Lake Lerna

Ellen Welcker



I have pulled the reeds. They snap at a joint at the surface so their roots stay intact, send up a new shoot pronto. Spread the black plastic and covered it with bark chips. Already it becomes again the swamp the reeds will flourish in. It’s cloth. I’m not a monster.

We are sitting at the entrance to the underworld. We talk about dinner. We talk about fourth grade. We talk about running. We talk about rivers. We are the river people, we say, though tides swell in us declaratively.

I haven’t pull up all the reeds. I pulled some up and then I came inside. I did something else and then I did something else. I start everything.

A little bitty smoke smell brings apocalyptic wildfire feelings but I stay the course. I cinch in little chokes, all day I cinch and cinch.

The ocean says it’s just gonna be what it is and then it’s not. Her virulent blood. But the shore, the shore has after.

The shore explains how he has split into a double shore, one who reaches for the waves and one who just grinds glass.

You only want to know what you need to know right now. You want me to stop them from telling you more.

I am your river and can hold the rest for you.  

You are so good at telling me exactly what you need.

I am an oxbow, good at making room, which is not what you need.

I have said no dichotomy but sometimes yes. I am always on my way. The swamp again tries to take my body from me.

I am your river. Your river. Your river.

Did you know the umbilicus is the last to burn, says one casually—I’m talking pyres of course.

You know what they say, says another, it’s not that we’re learning how to live, but that we’re thirsty.

I help the children. I write the poems. I bring forth the mutants. I have never known how to take up space. I have never tried to waste anyone’s time.

In the middle of an arroyo I remember I once had a cowbell to ring if I needed help.

Would that help?

Some rain falls, and the river all night.

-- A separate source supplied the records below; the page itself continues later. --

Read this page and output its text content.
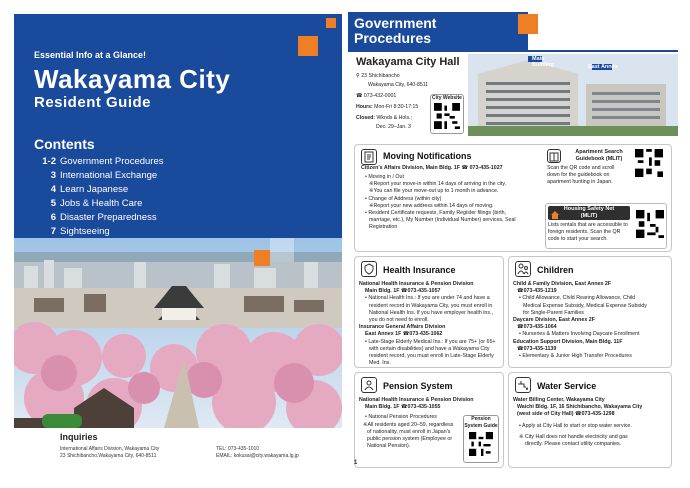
Essential Info at a Glance!
Wakayama City
Resident Guide
Contents
1-2 Government Procedures
3 International Exchange
4 Learn Japanese
5 Jobs & Health Care
6 Disaster Preparedness
7 Sightseeing
Inquiries
International Affairs Division, Wakayama City
23 Shichibancho,Wakayama City, 640-8511
TEL: 073-435-1010
EMAIL: kokusai@city.wakayama.lg.jp
Government
Procedures
Wakayama City Hall
⚲ 23 Shichibancho
Wakayama City, 640-8511
☎ 073-432-0001
Hours: Mon-Fri 8:30-17:15
Closed: Wknds & Hols.;
Dec. 29–Jan. 3
City Website
Main Building	East Annex
Moving Notifications
Citizen's Affairs Division, Main Bldg. 1F ☎ 073-435-1027
• Moving in / Out
※Report your move-in within 14 days of arriving in the city.
※You can file your move-out up to 1 month in advance.
• Change of Address (within city)
※Report your new address within 14 days of moving.
• Resident Certificate requests, Family Register filings (birth,
marriage, etc.), My Number (Individual Number) services, Seal
Registration
Apartment Search
Guidebook (MLIT)
Scan the QR code and scroll
down for the guidebook on
apartment hunting in Japan.
Housing Safety Net
(MLIT)
Lists rentals that are accessible to
foreign residents. Scan the QR
code to start your search.
Health Insurance
National Health Insurance & Pension Division
Main Bldg. 1F ☎073-435-1057
• National Health Ins.: If you are under 74 and have a
resident record in Wakayama City, you must enroll in
National Health Ins. If you have employer health ins.,
you do not need to enroll.
Insurance General Affairs Division
East Annex 1F ☎073-435-1062
• Late-Stage Elderly Medical Ins.: If you are 75+ (or 65+
with certain disabilities) and have a Wakayama City
resident record, you must enroll in Late-Stage Elderly
Med. Ins.
Children
Child & Family Division, East Annex 2F
☎073-435-1219
• Child Allowance, Child Rearing Allowance, Child
Medical Expense Subsidy, Medical Expense Subsidy
for Single-Parent Families
Daycare Division, East Annex 2F
☎073-435-1064
• Nurseries & Matters Involving Daycare Enrollment
Education Support Division, Main Bldg. 11F
☎073-435-1139
• Elementary & Junior High Transfer Procedures
Pension System
National Health Insurance & Pension Division
Main Bldg. 1F ☎073-435-1055
• National Pension Procedures
※All residents aged 20–59, regardless
of nationality, must enroll in Japan's
public pension system (Employee or
National Pension).
Pension
System Guide
Water Service
Water Billing Center, Wakayama City
Waichi Bldg. 1F, 16 Shichibancho, Wakayama City
(west side of City Hall) ☎073-435-1298
• Apply at City Hall to start or stop water service.
※ City Hall does not handle electricity and gas
directly. Please contact utility companies.
1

You feel for your pulse. You feel for your pulse. You feel and feel and feel for your pulse. I have been shrugging this off. Your heart is doing a great job.

Is it doing a great job? Google 2am indications of stream contamination.

Do you just need me to tell you every once in a while?

Yeah.

Try to remember: there might not be anything wrong with you.

At the end say ‘promise.’

When you say you want to die you feel like you do, but later you don’t, so that’s a lie. Karma is like a magic that’s listening. You’re going to, then. To die.

You are asking day and night, now, every few minutes, assaulting me with your fears, my ‘promise’ your momentary balm.  It would be funny if it wasn’t.

Ocean doesn’t die. It just fills with jellyfish. And the river with poisonous breath.

You don’t understand your body, it’s perfect machinery, and I am sick. Sick of you asking, sick of answering, my feeble attempts at complexity and honesty no match for your fear. I am sick of children, their utter dependence on the world to care for them and it doesn’t.

The phone rings twice I am running, sockless
and wet, the sleeping houses
flashing red, the heaving engine idles red and it’s red in the hall, red in
the kitchen, red
the toilet and I

I wait a long time before deciding to flush:
are they in there or together, are they yet, or ever
they will be. Or are.

Already I mythologize them. Apologize them. Not knowing isn’t not.
Or ever.

We will never reach bottom.

Heavy rain makes a pointillism of the lake. Clay covered snakes writhe in the path. The day suddenly streaming with all the water, all the water, all the water.